The magic constant was wrong! The function divimm_parameters in cmm_helpers.ml computes these constants using the Hacker’s Delight algorithm with OCaml’s Nativeint module. On the 64-bit host, Nativeint wraps at 2^64, but the 32-bit target needs constants computed with wrapping at 2^32.

The OCaml compiler has a module designed for exactly this purpose: Targetint in utils/targetint.ml. Its documentation says it provides “signed 32-bit integers (on 32-bit target platforms) or signed 64-bit integers (on 64-bit target platforms).” But line 64 tells the real story:

let size = Sys.word_size
(* Later, this will be set by the configure script
   in order to support cross-compilation. *)

Targetint uses Sys.word_size, which is the host’s word size. The TODO comment acknowledges that the intention is to fix this for cross-compilation, but it hasn’t been. On my 64-bit Raspberry Pi 5 host, Targetint.size = 64 even when targeting 32-bit ARM.

This is a general cross-compilation bug, not ARM-specific, but it doesn’t manifest because there aren’t any 32-bit backends in the upstream branch. It would affect any configuration where the host word size differs from the target: 64-to-32 for me, and hypothetically 128-to-64 in the future. Division by runtime variables is unaffected as it uses a C library call (__aeabi_idivmod on ARM). Only division by compile-time constants triggers the multiply-by-reciprocal path.

To fix the issue, I need to set Targetint to the correct value and then use it throughout.
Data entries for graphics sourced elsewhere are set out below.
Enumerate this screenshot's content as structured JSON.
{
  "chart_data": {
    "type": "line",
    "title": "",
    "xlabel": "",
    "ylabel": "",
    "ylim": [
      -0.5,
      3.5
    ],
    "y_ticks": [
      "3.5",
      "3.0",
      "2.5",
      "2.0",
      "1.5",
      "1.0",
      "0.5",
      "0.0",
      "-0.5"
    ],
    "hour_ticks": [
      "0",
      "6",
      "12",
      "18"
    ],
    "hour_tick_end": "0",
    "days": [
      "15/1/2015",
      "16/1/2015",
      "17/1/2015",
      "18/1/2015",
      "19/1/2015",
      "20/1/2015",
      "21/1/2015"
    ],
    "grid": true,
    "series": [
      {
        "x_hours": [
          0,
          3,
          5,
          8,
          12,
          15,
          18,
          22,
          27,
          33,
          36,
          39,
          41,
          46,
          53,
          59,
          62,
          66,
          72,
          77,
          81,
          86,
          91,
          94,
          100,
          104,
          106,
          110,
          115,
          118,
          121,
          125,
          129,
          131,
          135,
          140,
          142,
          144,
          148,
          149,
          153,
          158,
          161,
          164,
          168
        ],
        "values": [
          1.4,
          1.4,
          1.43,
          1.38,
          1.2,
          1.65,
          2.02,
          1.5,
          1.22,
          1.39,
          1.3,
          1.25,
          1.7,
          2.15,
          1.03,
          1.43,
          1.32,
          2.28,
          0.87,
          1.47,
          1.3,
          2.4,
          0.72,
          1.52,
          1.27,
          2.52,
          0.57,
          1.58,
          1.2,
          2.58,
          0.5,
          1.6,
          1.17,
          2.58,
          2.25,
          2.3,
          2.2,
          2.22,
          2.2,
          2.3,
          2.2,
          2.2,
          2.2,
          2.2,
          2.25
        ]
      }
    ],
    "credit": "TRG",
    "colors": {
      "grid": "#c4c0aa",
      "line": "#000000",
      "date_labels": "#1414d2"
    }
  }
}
First, expose the target’s word width from ./configure. The build system already computes arch64 (true for 64-bit targets, false for 32-bit) and writes it to Makefile.config. I added it to Config:

(* utils/config.generated.ml.in *)
let arch64 = @arch64@

Then Targetint uses it instead of the host’s Sys.word_size:

(* utils/targetint.ml *)
let size = if Config.arch64 then 64 else 32

With Targetint now correct, divimm_parameters is rewritten from Nativeint to Targetint. The algorithm is unchanged; only the module is swapped:

let divimm_parameters d = Targetint.(
  let twopsm1 = min_int in
  let nc = sub (pred twopsm1) (unsigned_rem twopsm1 d) in
  let rec loop p (q1, r1) (q2, r2) =
    ...
  in ...)

The sign check and sign-bit extraction in div_int similarly switch from Nativeint to Targetint:

let m_neg = Targetint.(compare (of_int (Nativeint.to_int m)) zero) < 0 in
...
add_int t (lsr_int c1 (Cconst_int (Targetint.size - 1, dbg)) dbg) dbg)

ARMv8-M smull Register Collision

In a separate, ARM-specific bug in my backend, the smull instruction emitted for ARMv8-M hardcoded r12 as the low result register; however, the register allocator can also assign r12 as the high result register. The fix in emit.mlp swaps to r3 when a collision would occur:

let rdlo = if i.res.(0).loc = Reg 8 then "r3" else "r12" in

It works!

A dual-core clock is a crazy project! I’m pleased to have done it, though. The limited memory on the Pico makes using it a constant challenge, but I managed with a single Gc.compact() before Domain.spawn to ensure the heap was defragmented for the second domain’s allocation.

=== OCaml Digital Clock ===
  Core 0: NTP sync
  Core 1: LCD display

Connecting to WiFi...
IP: 192.168.1.41
Display running on Core 1
NTP sync: 22:32:53
NTP sync: 22:33:54
...

The full source is at github.com/mtelvers/pico_ocaml. The compiler fix has been committed to my arm32-multicore branch.